Taking a giant step into the technological era

January 21, 2019 | admin | flashback, history
billing

It marked a huge change.

Accounting machines would eventually take over nearly all customer accounting functions related to electric service billing and receivables for OPPD. The conversion to the new system started with 23,000 customers in March 1958 and expanded to additional customers over the next five months, according to the April 1958 edition of Flash, the utility’s employee magazine.

At the time, OPPD hoped the conversion would promote efficiency and accuracy in billing. The then-new machine accounting would eliminate repetitive clerical detail work and would tie operations to a definite work schedule.

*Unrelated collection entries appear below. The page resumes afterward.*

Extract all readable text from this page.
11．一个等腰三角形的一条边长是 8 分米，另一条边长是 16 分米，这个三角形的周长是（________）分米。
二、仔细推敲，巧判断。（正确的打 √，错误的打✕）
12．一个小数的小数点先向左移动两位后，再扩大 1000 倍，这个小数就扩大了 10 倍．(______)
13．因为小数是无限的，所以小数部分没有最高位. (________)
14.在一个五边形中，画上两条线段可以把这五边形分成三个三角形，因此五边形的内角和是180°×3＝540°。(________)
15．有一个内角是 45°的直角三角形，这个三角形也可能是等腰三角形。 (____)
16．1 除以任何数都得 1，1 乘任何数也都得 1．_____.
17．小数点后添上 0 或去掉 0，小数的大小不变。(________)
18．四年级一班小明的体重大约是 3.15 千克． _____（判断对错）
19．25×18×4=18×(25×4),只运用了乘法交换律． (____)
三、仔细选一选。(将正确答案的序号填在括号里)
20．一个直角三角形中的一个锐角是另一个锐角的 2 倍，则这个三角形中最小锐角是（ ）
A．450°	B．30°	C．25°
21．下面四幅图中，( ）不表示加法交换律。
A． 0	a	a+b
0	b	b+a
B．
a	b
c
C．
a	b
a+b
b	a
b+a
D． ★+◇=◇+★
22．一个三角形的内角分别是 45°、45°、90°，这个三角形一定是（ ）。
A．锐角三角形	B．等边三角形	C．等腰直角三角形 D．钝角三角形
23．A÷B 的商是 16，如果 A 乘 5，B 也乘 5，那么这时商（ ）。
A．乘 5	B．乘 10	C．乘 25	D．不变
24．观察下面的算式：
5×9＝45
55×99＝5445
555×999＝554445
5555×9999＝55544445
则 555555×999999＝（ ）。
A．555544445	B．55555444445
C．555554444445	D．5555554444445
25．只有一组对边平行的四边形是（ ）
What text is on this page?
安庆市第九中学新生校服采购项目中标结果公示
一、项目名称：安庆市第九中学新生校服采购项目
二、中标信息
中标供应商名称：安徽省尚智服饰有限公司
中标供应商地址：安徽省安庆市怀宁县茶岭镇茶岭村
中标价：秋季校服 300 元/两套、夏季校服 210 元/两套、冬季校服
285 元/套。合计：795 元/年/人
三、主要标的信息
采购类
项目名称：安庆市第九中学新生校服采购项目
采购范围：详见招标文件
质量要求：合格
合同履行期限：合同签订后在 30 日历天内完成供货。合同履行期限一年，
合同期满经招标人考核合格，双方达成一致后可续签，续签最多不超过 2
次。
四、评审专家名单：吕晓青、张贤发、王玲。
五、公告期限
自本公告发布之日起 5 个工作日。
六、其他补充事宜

The conversion was not easy.

There were numerous steps in the procedure, including eight major operations. Among them:

  1. The Key Punch Section had to update the master files, incorporating all changes due to installation, disconnects, meter orders, etc., since the last billing into the master files. The Key Punch Section then recorded the current reading date, meter reading and consumption into each billing card.
  2. The billing cards would then be forwarded to the machine room where consumption was checked for accuracy, the bill amounts calculated and the cards punched.
  3. After the bills were calculated, billing cards were sorted into the proper sequence for compiling revenue. Revenue summary cards had to be prepared for reports at the end of the month.
  4. A billing card for use the following month was automatically reproduced, with the present reading date and reading copied into the previous date and the reading location of the new card. The new billing card, also containing the customer’s name, is then merged with the master address card file.
  5. For customers with unpaid balances, an arrears card was prepared during the cycle balance. Those cards were merged with the current billing card and also became the accounts receivable record.
  6. During the month, as payments were received, the cashier’s studs from the postcard bills were automatically reproduced into cash cards, which would be placed with the other cards in the accounts receivable files.
  7. At the end of the month, the new system called for accounts receivable to be tabulated and an arrears card prepared for each customer with a balance.

From this point, the routine would start all over the following month. And for OPPD, another step along the road to advances in the technological age.